Soebagijono mendidik kader kesehatan di wilayahnya untuk diajak turut merawat penderita gangguan jiwa. Kader ini rata-rata adalah kader posyandu, kader kesehatan, plus ditambah menjadi kader kesehatan jiwa. ”Kami mengajari keluarga, penderita gangguan jiwa tidak boleh dikucilkan. Mereka harus diawasi dan diajak berkomunikasi agar merasa dicintai,” katanya.
Gerakan Soebagijono terus berkembang. Tahun 2014, ia membangun posyandu jiwa. Ada lima kader kesehatan jiwa di setiap desa yang akan melayani pemeriksaan kesehatan jiwa sebulan sekali. Saat ini, ada 210 kader kesehatan jiwa di wilayah Puskesmas Bantur.
Secara berkala, ada dokter jiwa yang datang dari RSJ Dr Radjiman Wediodiningrat Lawang yang datang ke Bantur untuk memeriksa para penderita gangguan jiwa. Selain itu, ada kiriman obat untuk penderita gangguan jiwa dari dinas kesehatan ke puskesmas.
Secara umum, Soebagijono masih membiayai sendiri program untuk merawat penderita gangguan jiwa. Ia mengambil dari penghasilan tambahannya sebagai dosen terbang di enam kampus. Hal itu membuat hari-hari Soebagijono sangat sibuk. Ia mengaku rata-rata dalam sehari hanya tidur 1-2 jam. Namun, ia menjalaninya dengan ikhlas karena merasa jalan ini adalah jalan pengabdiannya kepada sesama.

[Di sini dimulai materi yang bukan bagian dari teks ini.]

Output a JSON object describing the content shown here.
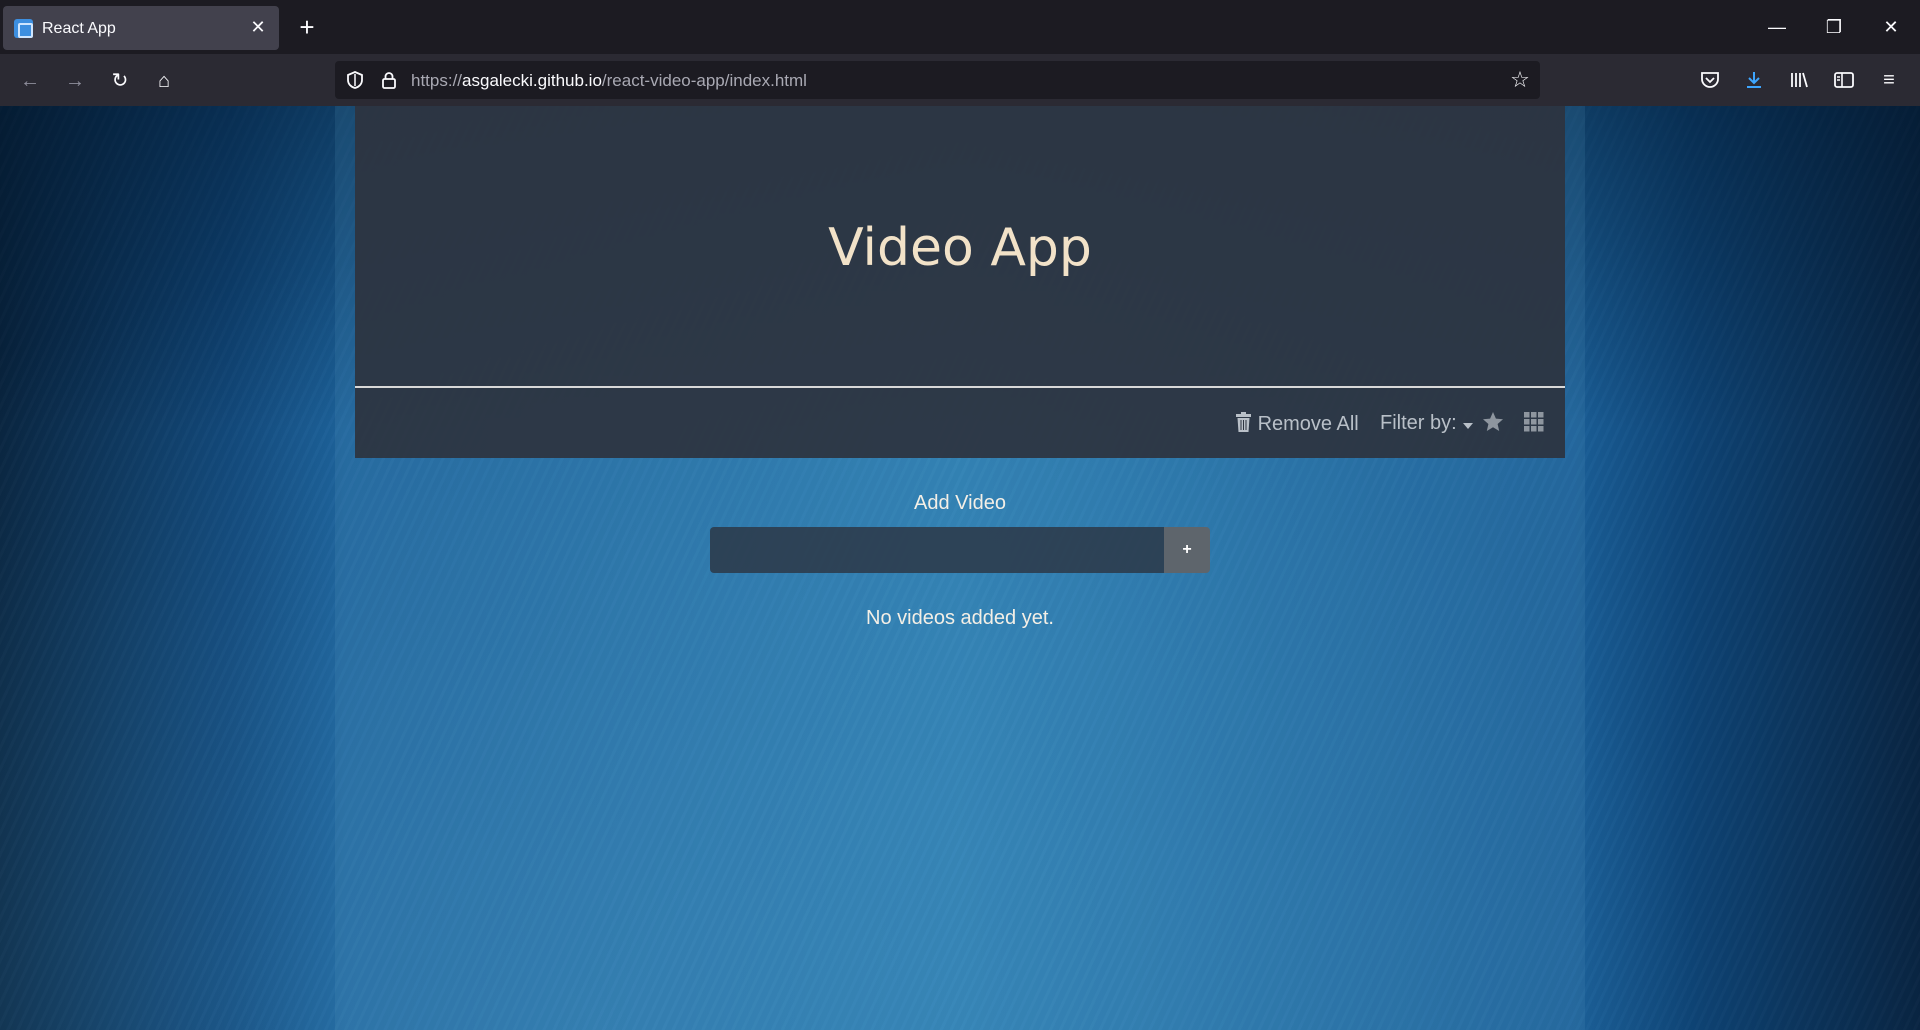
{
  "browser": {
    "tab": {
      "title": "React App",
      "close": "✕"
    },
    "new_tab": "+",
    "window": {
      "minimize": "—",
      "restore": "❐",
      "close": "✕"
    },
    "nav": {
      "back": "←",
      "forward": "→",
      "reload": "↻",
      "home": "⌂"
    },
    "url": {
      "scheme": "https://",
      "host": "asgalecki.github.io",
      "path": "/react-video-app/index.html"
    },
    "bookmark_star": "☆",
    "tools": {
      "pocket": "pocket-icon",
      "downloads": "download-icon",
      "library": "library-icon",
      "sidebar": "sidebar-icon",
      "menu": "≡"
    },
    "accent": "#3ea6ff"
  },
  "app": {
    "title": "Video App",
    "toolbar": {
      "remove_all": "Remove All",
      "filter_by": "Filter by:",
      "favorites_icon": "star-icon",
      "grid_icon": "grid-icon"
    },
    "add_video": {
      "label": "Add Video",
      "input_value": "",
      "button": "+"
    },
    "empty_message": "No videos added yet."
  }
}
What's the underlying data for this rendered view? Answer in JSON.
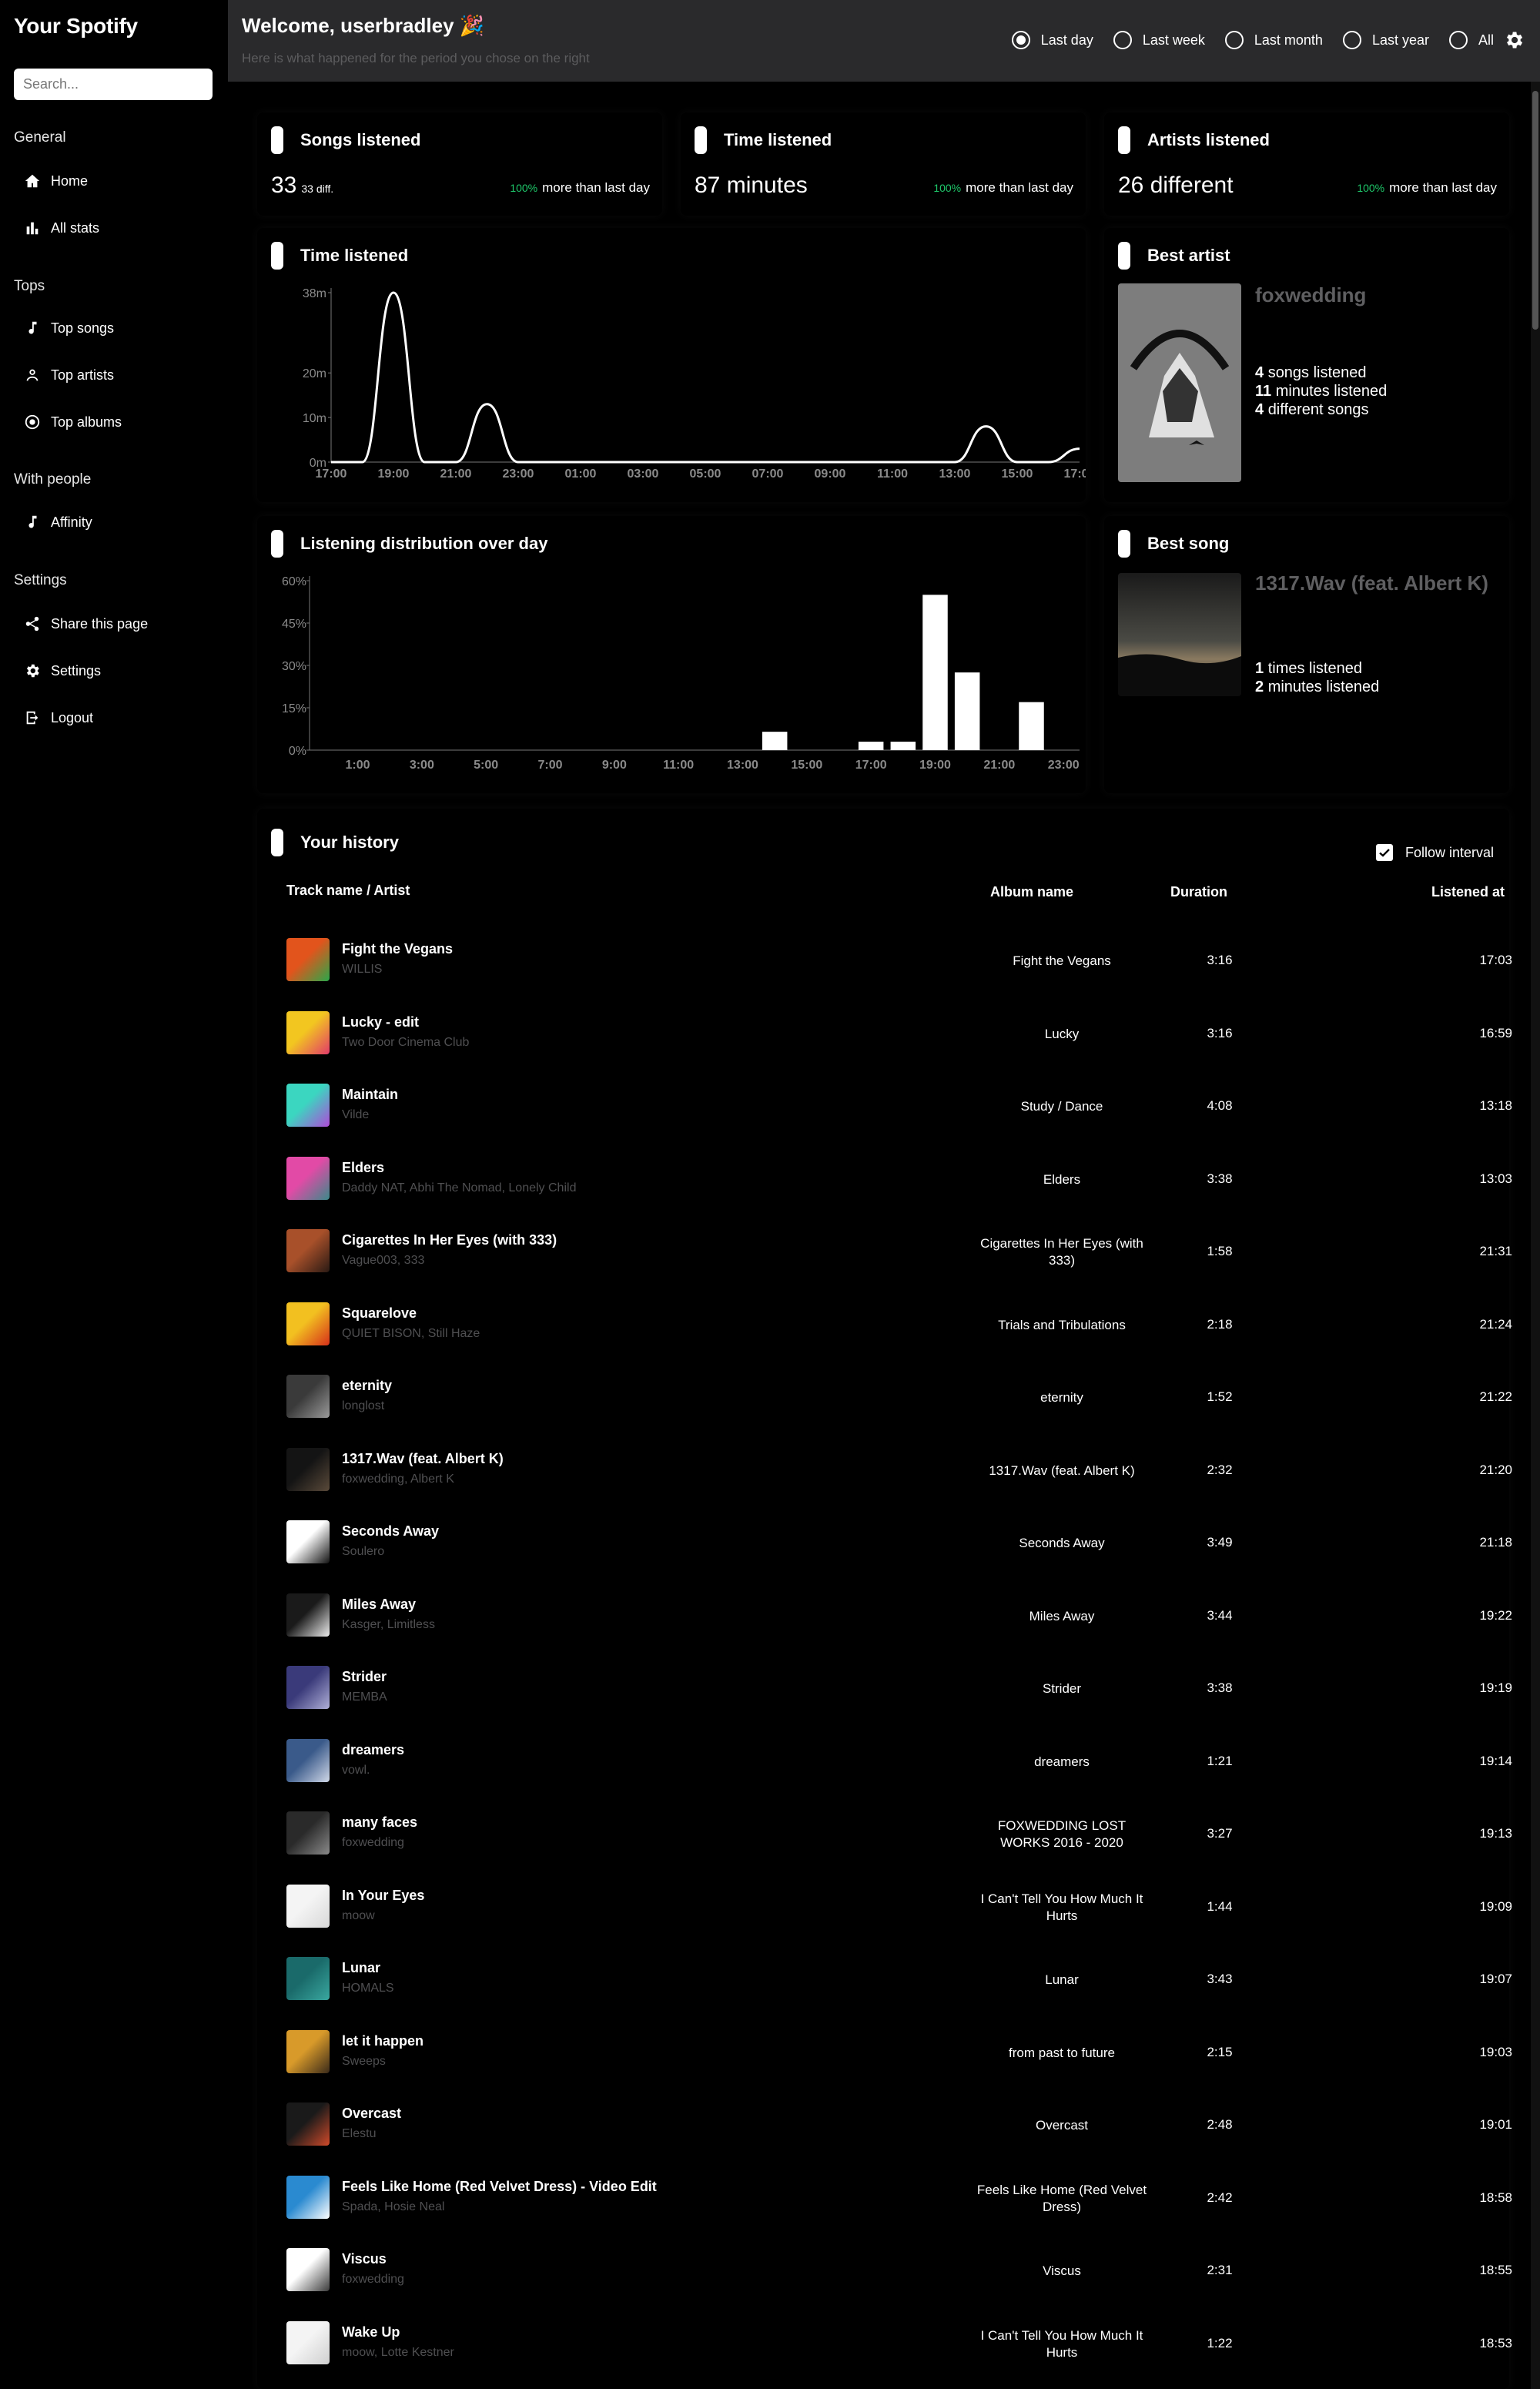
{
  "app": {
    "title": "Your Spotify"
  },
  "search": {
    "placeholder": "Search..."
  },
  "sidebar": {
    "sections": [
      {
        "title": "General",
        "items": [
          {
            "label": "Home",
            "icon": "home-icon"
          },
          {
            "label": "All stats",
            "icon": "bar-chart-icon"
          }
        ]
      },
      {
        "title": "Tops",
        "items": [
          {
            "label": "Top songs",
            "icon": "music-note-icon"
          },
          {
            "label": "Top artists",
            "icon": "person-icon"
          },
          {
            "label": "Top albums",
            "icon": "disc-icon"
          }
        ]
      },
      {
        "title": "With people",
        "items": [
          {
            "label": "Affinity",
            "icon": "music-note-icon"
          }
        ]
      },
      {
        "title": "Settings",
        "items": [
          {
            "label": "Share this page",
            "icon": "share-icon"
          },
          {
            "label": "Settings",
            "icon": "gear-icon"
          },
          {
            "label": "Logout",
            "icon": "logout-icon"
          }
        ]
      }
    ]
  },
  "header": {
    "welcome": "Welcome, userbradley 🎉",
    "subtitle": "Here is what happened for the period you chose on the right",
    "intervals": [
      "Last day",
      "Last week",
      "Last month",
      "Last year",
      "All"
    ],
    "selected_interval": "Last day"
  },
  "stats": {
    "songs": {
      "title": "Songs listened",
      "value": "33",
      "sub": "33 diff.",
      "pct": "100%",
      "delta": "more than last day"
    },
    "time": {
      "title": "Time listened",
      "value": "87 minutes",
      "pct": "100%",
      "delta": "more than last day"
    },
    "artists": {
      "title": "Artists listened",
      "value": "26 different",
      "pct": "100%",
      "delta": "more than last day"
    }
  },
  "time_chart_title": "Time listened",
  "dist_chart_title": "Listening distribution over day",
  "chart_data": [
    {
      "type": "line",
      "title": "Time listened",
      "x": [
        "17:00",
        "18:00",
        "19:00",
        "20:00",
        "21:00",
        "22:00",
        "23:00",
        "00:00",
        "01:00",
        "02:00",
        "03:00",
        "04:00",
        "05:00",
        "06:00",
        "07:00",
        "08:00",
        "09:00",
        "10:00",
        "11:00",
        "12:00",
        "13:00",
        "14:00",
        "15:00",
        "16:00",
        "17:00"
      ],
      "xticks": [
        "17:00",
        "19:00",
        "21:00",
        "23:00",
        "01:00",
        "03:00",
        "05:00",
        "07:00",
        "09:00",
        "11:00",
        "13:00",
        "15:00",
        "17:00"
      ],
      "values": [
        0,
        0,
        38,
        0,
        0,
        13,
        0,
        0,
        0,
        0,
        0,
        0,
        0,
        0,
        0,
        0,
        0,
        0,
        0,
        0,
        0,
        8,
        0,
        0,
        3
      ],
      "yticks": [
        "0m",
        "10m",
        "20m",
        "38m"
      ],
      "ylim": [
        0,
        38
      ]
    },
    {
      "type": "bar",
      "title": "Listening distribution over day",
      "categories": [
        "0:00",
        "1:00",
        "2:00",
        "3:00",
        "4:00",
        "5:00",
        "6:00",
        "7:00",
        "8:00",
        "9:00",
        "10:00",
        "11:00",
        "12:00",
        "13:00",
        "14:00",
        "15:00",
        "16:00",
        "17:00",
        "18:00",
        "19:00",
        "20:00",
        "21:00",
        "22:00",
        "23:00"
      ],
      "xticks": [
        "1:00",
        "3:00",
        "5:00",
        "7:00",
        "9:00",
        "11:00",
        "13:00",
        "15:00",
        "17:00",
        "19:00",
        "21:00",
        "23:00"
      ],
      "values": [
        0,
        0,
        0,
        0,
        0,
        0,
        0,
        0,
        0,
        0,
        0,
        0,
        0,
        0,
        6.5,
        0,
        0,
        3,
        3,
        55,
        27.5,
        0,
        17,
        0
      ],
      "yticks": [
        "0%",
        "15%",
        "30%",
        "45%",
        "60%"
      ],
      "ylim": [
        0,
        60
      ]
    }
  ],
  "best_artist": {
    "title": "Best artist",
    "name": "foxwedding",
    "l1n": "4",
    "l1": "songs listened",
    "l2n": "11",
    "l2": "minutes listened",
    "l3n": "4",
    "l3": "different songs"
  },
  "best_song": {
    "title": "Best song",
    "name": "1317.Wav (feat. Albert K)",
    "l1n": "1",
    "l1": "times listened",
    "l2n": "2",
    "l2": "minutes listened"
  },
  "history": {
    "title": "Your history",
    "follow_label": "Follow interval",
    "columns": {
      "track": "Track name / Artist",
      "album": "Album name",
      "duration": "Duration",
      "at": "Listened at"
    },
    "rows": [
      {
        "name": "Fight the Vegans",
        "artist": "WILLIS",
        "album": "Fight the Vegans",
        "duration": "3:16",
        "at": "17:03",
        "c1": "#e2541c",
        "c2": "#2aa84a"
      },
      {
        "name": "Lucky - edit",
        "artist": "Two Door Cinema Club",
        "album": "Lucky",
        "duration": "3:16",
        "at": "16:59",
        "c1": "#f2c620",
        "c2": "#e23a6a"
      },
      {
        "name": "Maintain",
        "artist": "Vilde",
        "album": "Study / Dance",
        "duration": "4:08",
        "at": "13:18",
        "c1": "#3bd6c0",
        "c2": "#b04ad8"
      },
      {
        "name": "Elders",
        "artist": "Daddy NAT, Abhi The Nomad, Lonely Child",
        "album": "Elders",
        "duration": "3:38",
        "at": "13:03",
        "c1": "#e24aa6",
        "c2": "#3a8a8a"
      },
      {
        "name": "Cigarettes In Her Eyes (with 333)",
        "artist": "Vague003, 333",
        "album": "Cigarettes In Her Eyes (with 333)",
        "duration": "1:58",
        "at": "21:31",
        "c1": "#a8502a",
        "c2": "#2a1a14"
      },
      {
        "name": "Squarelove",
        "artist": "QUIET BISON, Still Haze",
        "album": "Trials and Tribulations",
        "duration": "2:18",
        "at": "21:24",
        "c1": "#f2c020",
        "c2": "#d6301a"
      },
      {
        "name": "eternity",
        "artist": "longlost",
        "album": "eternity",
        "duration": "1:52",
        "at": "21:22",
        "c1": "#3a3a3a",
        "c2": "#9a9a9a"
      },
      {
        "name": "1317.Wav (feat. Albert K)",
        "artist": "foxwedding, Albert K",
        "album": "1317.Wav (feat. Albert K)",
        "duration": "2:32",
        "at": "21:20",
        "c1": "#141414",
        "c2": "#5a4a3a"
      },
      {
        "name": "Seconds Away",
        "artist": "Soulero",
        "album": "Seconds Away",
        "duration": "3:49",
        "at": "21:18",
        "c1": "#ffffff",
        "c2": "#111111"
      },
      {
        "name": "Miles Away",
        "artist": "Kasger, Limitless",
        "album": "Miles Away",
        "duration": "3:44",
        "at": "19:22",
        "c1": "#1a1a1a",
        "c2": "#eeeeee"
      },
      {
        "name": "Strider",
        "artist": "MEMBA",
        "album": "Strider",
        "duration": "3:38",
        "at": "19:19",
        "c1": "#3a3a7a",
        "c2": "#b0b0d8"
      },
      {
        "name": "dreamers",
        "artist": "vowl.",
        "album": "dreamers",
        "duration": "1:21",
        "at": "19:14",
        "c1": "#3a5a8a",
        "c2": "#d0d8e8"
      },
      {
        "name": "many faces",
        "artist": "foxwedding",
        "album": "FOXWEDDING LOST WORKS 2016 - 2020",
        "duration": "3:27",
        "at": "19:13",
        "c1": "#2a2a2a",
        "c2": "#8a8a8a"
      },
      {
        "name": "In Your Eyes",
        "artist": "moow",
        "album": "I Can't Tell You How Much It Hurts",
        "duration": "1:44",
        "at": "19:09",
        "c1": "#f4f4f4",
        "c2": "#d8d8d8"
      },
      {
        "name": "Lunar",
        "artist": "HOMALS",
        "album": "Lunar",
        "duration": "3:43",
        "at": "19:07",
        "c1": "#1a6a6a",
        "c2": "#3aa8a0"
      },
      {
        "name": "let it happen",
        "artist": "Sweeps",
        "album": "from past to future",
        "duration": "2:15",
        "at": "19:03",
        "c1": "#d89a2a",
        "c2": "#3a2a1a"
      },
      {
        "name": "Overcast",
        "artist": "Elestu",
        "album": "Overcast",
        "duration": "2:48",
        "at": "19:01",
        "c1": "#1a1a1a",
        "c2": "#d04a2a"
      },
      {
        "name": "Feels Like Home (Red Velvet Dress) - Video Edit",
        "artist": "Spada, Hosie Neal",
        "album": "Feels Like Home (Red Velvet Dress)",
        "duration": "2:42",
        "at": "18:58",
        "c1": "#2a8ad0",
        "c2": "#ffffff"
      },
      {
        "name": "Viscus",
        "artist": "foxwedding",
        "album": "Viscus",
        "duration": "2:31",
        "at": "18:55",
        "c1": "#ffffff",
        "c2": "#3a3a3a"
      },
      {
        "name": "Wake Up",
        "artist": "moow, Lotte Kestner",
        "album": "I Can't Tell You How Much It Hurts",
        "duration": "1:22",
        "at": "18:53",
        "c1": "#f4f4f4",
        "c2": "#cfcfcf"
      }
    ]
  }
}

Kerja keras Soebagijono mulai menampakkan hasil. Dari 212 penderita gangguan jiwa, kini tersisa 196 orang. Mulai ada perhatian desa atas perawatan orang dengan gangguan jiwa. Misalnya, pada 2017, lima desa di wilayah Puskesmas Bantur mengalokasikan dana desa (rata-rata masih sebesar Rp 2 juta) untuk mendukung posyandu jiwa. Desa di luar Bantur juga mulai mereplikasi program posyandu jiwa ala Soebagijono.
”Satu hal yang kini saya cita-citakan adalah di Puskesmas Bantur ini ada seorang psikiater (tetap) yang bisa memberikan, mengawasi, dan mengontrol pemberian obat kepada penderita gangguan jiwa,” katanya.